Xiang Lanxin , professor of international history and politics at the Institut universitaire de hautes études internationales in Geneva, Switzerland, has been appointed the new Henry Alfred Kissinger scholar in foreign policy and international relations at the Library of Congress, effective Sept. 2. Librarian James H. Billington made the appointment upon the recommendation of a six-person selection committee, consisting of members of the academic community and high-ranking foreign policy experts.
Xiang is the third scholar to occupy the Kissinger chair since the position was created in 2000. The chair was established through the generosity of friends of the former secretary of state to honor him and emphasize the importance of foreign affairs. Aaron Friedberg, director of the research program in international security and acting director of the Center of International Studies at Princeton University, was the first chair-holder. The second was Klaus Larres, then the Jean Monnet professor of European foreign and security policy at the School of Politics, Queen's University of Belfast, Northern Ireland.
The Library's Kissinger chair offers to outstanding thinkers and practitioners the opportunity to pursue advanced research in the largest international collections in the world.
As the Kissinger scholar, Xiang will spend 10 months at the John W. Kluge Center at the Library. He has chosen "The Idea of Democracy and Sino-U.S. Relations" as his area of research.

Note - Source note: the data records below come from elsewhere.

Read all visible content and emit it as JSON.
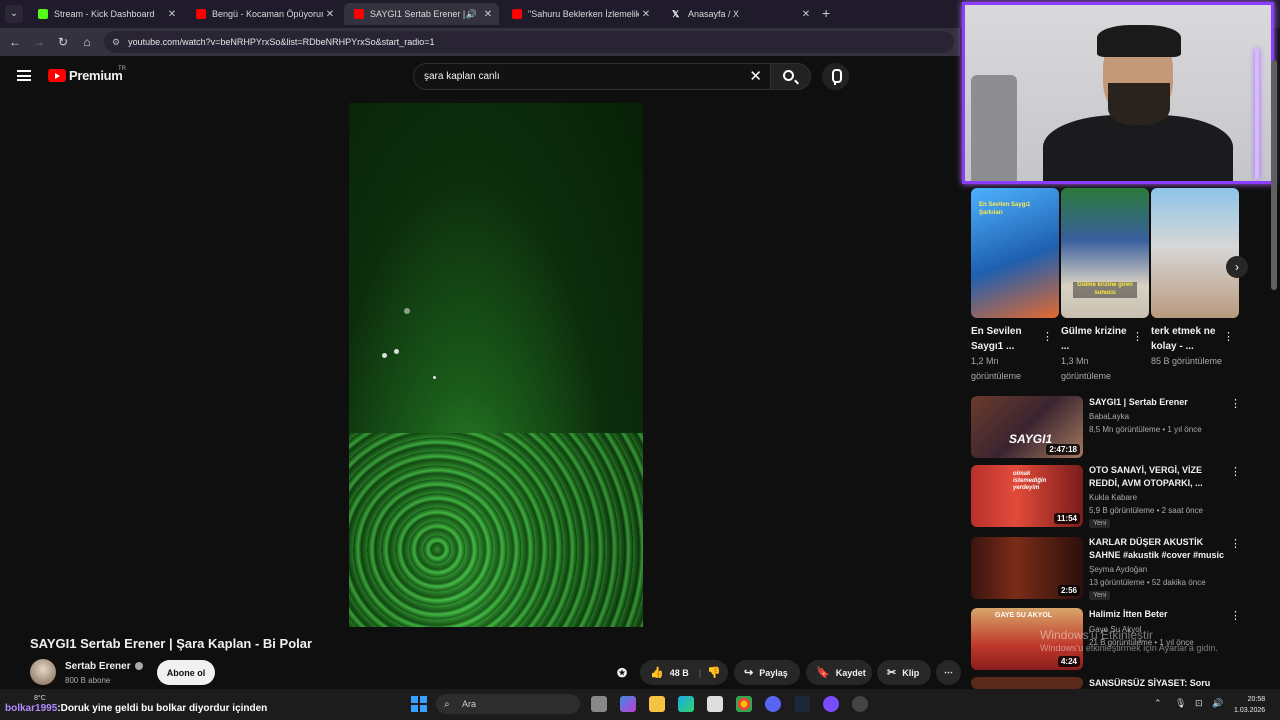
{
  "browser": {
    "tabs": [
      {
        "label": "Stream - Kick Dashboard",
        "active": false,
        "favicon": "kick-icon",
        "color": "#53fc18"
      },
      {
        "label": "Bengü - Kocaman Öpüyorum -",
        "active": false,
        "favicon": "youtube-icon",
        "color": "#ff0000"
      },
      {
        "label": "SAYGI1 Sertab Erener | Şara",
        "active": true,
        "favicon": "youtube-icon",
        "color": "#ff0000"
      },
      {
        "label": "\"Sahuru Beklerken İzlemelik Ed",
        "active": false,
        "favicon": "youtube-icon",
        "color": "#ff0000"
      },
      {
        "label": "Anasayfa / X",
        "active": false,
        "favicon": "x-icon",
        "color": "#ffffff"
      }
    ],
    "new_tab": "+",
    "url": "youtube.com/watch?v=beNRHPYrxSo&list=RDbeNRHPYrxSo&start_radio=1"
  },
  "youtube": {
    "logo_text": "Premium",
    "logo_sup": "TR",
    "search_value": "şara kaplan canlı",
    "video_title": "SAYGI1 Sertab Erener | Şara Kaplan - Bi Polar",
    "channel_name": "Sertab Erener",
    "subscribers": "800 B abone",
    "subscribe_label": "Abone ol",
    "actions": {
      "likes": "48 B",
      "share": "Paylaş",
      "save": "Kaydet",
      "clip": "Klip",
      "more": "⋯"
    },
    "shorts": [
      {
        "title": "En Sevilen Saygı1 ...",
        "views": "1,2 Mn görüntüleme",
        "thumb_text": "En Sevilen Saygı1 Şarkıları"
      },
      {
        "title": "Gülme krizine ...",
        "views": "1,3 Mn görüntüleme",
        "thumb_text": "Gülme krizine giren sunucu"
      },
      {
        "title": "terk etmek ne kolay - ...",
        "views": "85 B görüntüleme"
      }
    ],
    "recommendations": [
      {
        "title": "SAYGI1 | Sertab Erener",
        "channel": "BabaLayka",
        "meta": "8,5 Mn görüntüleme • 1 yıl önce",
        "duration": "2:47:18",
        "badge": "",
        "thumb_text": "SAYGI1"
      },
      {
        "title": "OTO SANAYİ, VERGİ, VİZE REDDİ, AVM OTOPARKI, ...",
        "channel": "Kukla Kabare",
        "meta": "5,9 B görüntüleme • 2 saat önce",
        "duration": "11:54",
        "badge": "Yeni",
        "thumb_text": "olmak istemediğin yerdeyim"
      },
      {
        "title": "KARLAR DÜŞER AKUSTİK SAHNE #akustik #cover #music",
        "channel": "Şeyma Aydoğan",
        "meta": "13 görüntüleme • 52 dakika önce",
        "duration": "2:56",
        "badge": "Yeni",
        "thumb_text": ""
      },
      {
        "title": "Halimiz İtten Beter",
        "channel": "Gaye Su Akyol",
        "meta": "21 B görüntüleme • 1 yıl önce",
        "duration": "4:24",
        "badge": "",
        "thumb_text": "GAYE SU AKYOL"
      },
      {
        "title": "SANSÜRSÜZ SİYASET: Soru",
        "channel": "",
        "meta": "",
        "duration": "",
        "badge": "",
        "thumb_text": ""
      }
    ],
    "activate_windows": {
      "line1": "Windows'u Etkinleştir",
      "line2": "Windows'u etkinleştirmek için Ayarlar'a gidin."
    }
  },
  "taskbar": {
    "weather": "8°C",
    "chat_user": "bolkar1995",
    "chat_message": ":Doruk yine geldi bu bolkar diyordur içinden",
    "search_placeholder": "Ara",
    "time": "20:58",
    "date": "1.03.2026"
  },
  "colors": {
    "accent": "#ff0000",
    "webcam_border": "#8a3cff",
    "background": "#0f0f0f"
  }
}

Xiang earned his doctorate from the Paul Nitze School of Advanced International Studies of Johns Hopkins University in 1990. He is the author of numerous articles and books about contemporary Chinese history and Chinese domestic and international affairs during the Cold War and post-Cold War periods. He is a noted authority on the changing relationship between China and the West. Xiang's most recent book, "The Origins of the Boxer War," was published by the Curzon Press in 2002. Other published works include "Mao's Generals" (University Press of America, 1998) and "Recasting the Imperial Far East" (M.E. Sharpe, 1995).